“The State of Spring 2021” -Report Spring Framework enjoys growing popularity
As part of the study” The State of Spring 2021″, VMware Tanzu dealt with the status quo of the Spring Framework and its use. The figures show a continuing high level of interest among users.
Companies on the topic
According to the current report, the Spring Framework receives a lot of encouragement from developers.
(Image: VMware)
For the study, 1,586 qualified users were interviewed – specifically hands-on developers (59 percent), development managers (18 percent) and software architects (23 percent), mainly from the EMEA region (Europe, Middle East, Africa) and North America. The vast majority of respondents have more than two years of experience using Spring Boot.

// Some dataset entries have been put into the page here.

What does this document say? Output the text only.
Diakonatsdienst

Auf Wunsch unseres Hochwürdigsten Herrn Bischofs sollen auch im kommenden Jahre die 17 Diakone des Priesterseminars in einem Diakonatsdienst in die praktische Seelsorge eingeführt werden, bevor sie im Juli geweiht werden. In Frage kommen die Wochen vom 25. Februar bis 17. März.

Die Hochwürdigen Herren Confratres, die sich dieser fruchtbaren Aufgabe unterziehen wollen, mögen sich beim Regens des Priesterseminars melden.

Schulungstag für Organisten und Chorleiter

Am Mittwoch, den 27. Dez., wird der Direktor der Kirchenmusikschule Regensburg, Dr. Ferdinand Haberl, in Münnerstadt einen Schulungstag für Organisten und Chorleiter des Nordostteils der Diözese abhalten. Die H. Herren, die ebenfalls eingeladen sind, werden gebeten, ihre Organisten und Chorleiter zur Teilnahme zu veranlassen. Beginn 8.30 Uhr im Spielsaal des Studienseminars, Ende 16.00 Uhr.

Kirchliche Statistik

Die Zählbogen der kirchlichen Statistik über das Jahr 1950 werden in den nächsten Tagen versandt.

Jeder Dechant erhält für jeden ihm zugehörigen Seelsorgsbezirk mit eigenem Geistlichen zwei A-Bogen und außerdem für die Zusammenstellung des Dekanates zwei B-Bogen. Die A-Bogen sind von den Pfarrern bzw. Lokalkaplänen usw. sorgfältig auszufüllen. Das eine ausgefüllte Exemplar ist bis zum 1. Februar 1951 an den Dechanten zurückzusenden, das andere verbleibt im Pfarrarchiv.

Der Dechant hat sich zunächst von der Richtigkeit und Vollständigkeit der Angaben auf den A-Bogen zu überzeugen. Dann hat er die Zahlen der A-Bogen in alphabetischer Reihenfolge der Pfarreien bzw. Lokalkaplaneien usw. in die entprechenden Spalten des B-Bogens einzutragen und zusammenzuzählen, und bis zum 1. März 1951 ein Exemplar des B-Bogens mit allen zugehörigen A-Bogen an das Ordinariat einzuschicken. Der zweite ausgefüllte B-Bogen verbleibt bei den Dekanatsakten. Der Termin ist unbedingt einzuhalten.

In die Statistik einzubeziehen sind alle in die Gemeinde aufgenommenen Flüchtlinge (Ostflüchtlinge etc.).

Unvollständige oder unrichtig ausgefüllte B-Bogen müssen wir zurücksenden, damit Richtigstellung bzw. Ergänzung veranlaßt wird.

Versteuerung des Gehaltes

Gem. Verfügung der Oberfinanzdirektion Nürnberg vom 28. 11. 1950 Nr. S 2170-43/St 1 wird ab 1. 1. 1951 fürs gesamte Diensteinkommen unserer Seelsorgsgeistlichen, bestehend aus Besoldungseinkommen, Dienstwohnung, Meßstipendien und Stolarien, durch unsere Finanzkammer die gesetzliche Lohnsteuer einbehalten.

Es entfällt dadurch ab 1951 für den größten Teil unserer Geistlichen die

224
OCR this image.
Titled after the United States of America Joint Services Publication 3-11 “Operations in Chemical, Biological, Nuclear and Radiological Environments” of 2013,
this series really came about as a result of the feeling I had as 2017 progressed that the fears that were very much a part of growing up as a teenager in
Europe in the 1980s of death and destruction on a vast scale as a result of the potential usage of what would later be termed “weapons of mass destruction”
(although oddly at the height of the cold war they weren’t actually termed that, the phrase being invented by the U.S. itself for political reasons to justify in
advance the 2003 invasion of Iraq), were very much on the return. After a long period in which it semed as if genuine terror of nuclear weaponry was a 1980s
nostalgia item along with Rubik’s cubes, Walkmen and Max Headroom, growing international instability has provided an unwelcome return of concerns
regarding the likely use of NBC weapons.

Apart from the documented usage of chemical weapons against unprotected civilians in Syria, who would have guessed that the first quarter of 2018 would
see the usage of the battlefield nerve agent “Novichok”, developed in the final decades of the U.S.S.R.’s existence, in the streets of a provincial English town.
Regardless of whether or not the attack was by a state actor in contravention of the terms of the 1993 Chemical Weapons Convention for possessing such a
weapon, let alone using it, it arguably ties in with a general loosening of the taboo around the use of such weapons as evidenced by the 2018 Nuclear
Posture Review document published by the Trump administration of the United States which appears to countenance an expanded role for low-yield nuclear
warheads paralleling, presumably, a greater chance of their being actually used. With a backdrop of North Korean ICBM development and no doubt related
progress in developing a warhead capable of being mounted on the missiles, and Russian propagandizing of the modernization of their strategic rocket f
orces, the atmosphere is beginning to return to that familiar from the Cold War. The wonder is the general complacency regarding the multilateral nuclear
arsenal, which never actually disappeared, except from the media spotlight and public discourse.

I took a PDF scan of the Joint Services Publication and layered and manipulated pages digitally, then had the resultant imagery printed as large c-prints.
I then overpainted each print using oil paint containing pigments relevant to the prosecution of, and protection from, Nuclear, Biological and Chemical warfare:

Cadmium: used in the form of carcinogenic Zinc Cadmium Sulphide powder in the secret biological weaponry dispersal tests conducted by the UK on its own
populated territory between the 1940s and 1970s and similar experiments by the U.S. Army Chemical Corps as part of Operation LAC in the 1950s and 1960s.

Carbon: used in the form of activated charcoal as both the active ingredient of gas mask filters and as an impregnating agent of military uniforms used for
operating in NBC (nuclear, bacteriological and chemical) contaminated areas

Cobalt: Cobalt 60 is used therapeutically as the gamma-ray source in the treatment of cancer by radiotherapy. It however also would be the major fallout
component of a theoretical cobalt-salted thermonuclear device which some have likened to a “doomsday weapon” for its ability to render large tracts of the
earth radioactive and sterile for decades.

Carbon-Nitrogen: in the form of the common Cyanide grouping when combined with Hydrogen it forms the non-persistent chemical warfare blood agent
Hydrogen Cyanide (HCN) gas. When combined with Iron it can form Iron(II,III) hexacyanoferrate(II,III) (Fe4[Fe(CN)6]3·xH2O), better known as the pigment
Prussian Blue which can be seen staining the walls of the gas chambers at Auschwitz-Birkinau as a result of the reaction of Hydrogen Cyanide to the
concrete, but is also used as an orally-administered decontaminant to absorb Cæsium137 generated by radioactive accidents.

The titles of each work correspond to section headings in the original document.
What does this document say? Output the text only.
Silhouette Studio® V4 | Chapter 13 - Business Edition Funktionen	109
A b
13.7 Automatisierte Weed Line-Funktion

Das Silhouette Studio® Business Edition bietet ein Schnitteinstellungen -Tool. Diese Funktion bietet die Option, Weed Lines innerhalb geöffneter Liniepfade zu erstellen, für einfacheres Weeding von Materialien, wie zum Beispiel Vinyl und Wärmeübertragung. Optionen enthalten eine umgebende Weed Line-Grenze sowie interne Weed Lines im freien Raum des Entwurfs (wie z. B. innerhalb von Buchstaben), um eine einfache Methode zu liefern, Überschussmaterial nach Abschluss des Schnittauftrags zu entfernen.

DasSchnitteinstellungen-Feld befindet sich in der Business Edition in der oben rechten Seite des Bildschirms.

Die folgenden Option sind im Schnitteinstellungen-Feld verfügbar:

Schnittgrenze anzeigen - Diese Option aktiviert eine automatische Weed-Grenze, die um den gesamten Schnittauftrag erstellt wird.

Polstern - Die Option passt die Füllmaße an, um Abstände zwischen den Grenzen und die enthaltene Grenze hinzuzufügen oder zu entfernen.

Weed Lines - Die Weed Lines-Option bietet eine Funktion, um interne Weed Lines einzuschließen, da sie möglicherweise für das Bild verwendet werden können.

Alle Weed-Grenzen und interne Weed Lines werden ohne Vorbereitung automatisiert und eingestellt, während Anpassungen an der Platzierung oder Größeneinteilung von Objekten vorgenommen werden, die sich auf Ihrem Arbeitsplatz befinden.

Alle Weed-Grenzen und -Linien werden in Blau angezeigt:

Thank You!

The most important result of the study: The use of the Spring Framework is becoming increasingly popular. 61 Percent of participants said Spring Boot is their only or primary development platform. In last year’s edition of the study, this proportion was still 52 percent. When asked about the advantages of Spring, the open-source approach, the flexible out-of-the-box use and the stable and scalable architecture were mentioned. Almost all developers (95 percent) see their productivity improved by using Spring Boot. 34 Percent of the teams even have a dedicated spring specialist.
Spring projects in wide use
The study also shows that the number of companies using Spring applications on Kubernetes is increasing. It rose from 44 percent in the previous year to currently 57 percent. As the most important sources of information about Spring, developers primarily use stack Overflow (75 percent) and Spring.io (71 Percent).
The three most important Spring projects are Spring Data, Spring Security and Spring WebMVC, which are used by around three quarters of all respondents. About one in three study participants uses Spring Kafka, Spring Batch, Spring Cloud, Spring Webflux and Spring Integration. Around a quarter of developers use Spring Session, Spring LDAP, Spring AMQP and Spring Cloud Gateway.
APIs in focus
Nearly all developers (97 percent) said APIs are a critical use case when using Spring. 84 Percent use Spring Boot to deploy APIs internally. 74 Percent use the tool for business applications or provide APIs for external users (68 percent). JSON over HTTP (84 percent) and OpenAPI (57 percent) were the most frequently used APIs. But GraphQL (20 percent) is already used.
The majority (86 percent) of developers use modern architectures when working with Spring: Microservices are used almost everywhere (94 percent). In addition, Reactive (35 percent) and Serverless (19 percent) are being pursued as approaches. For observability, a third of developers use event streaming, while a quarter of respondents use GitOps.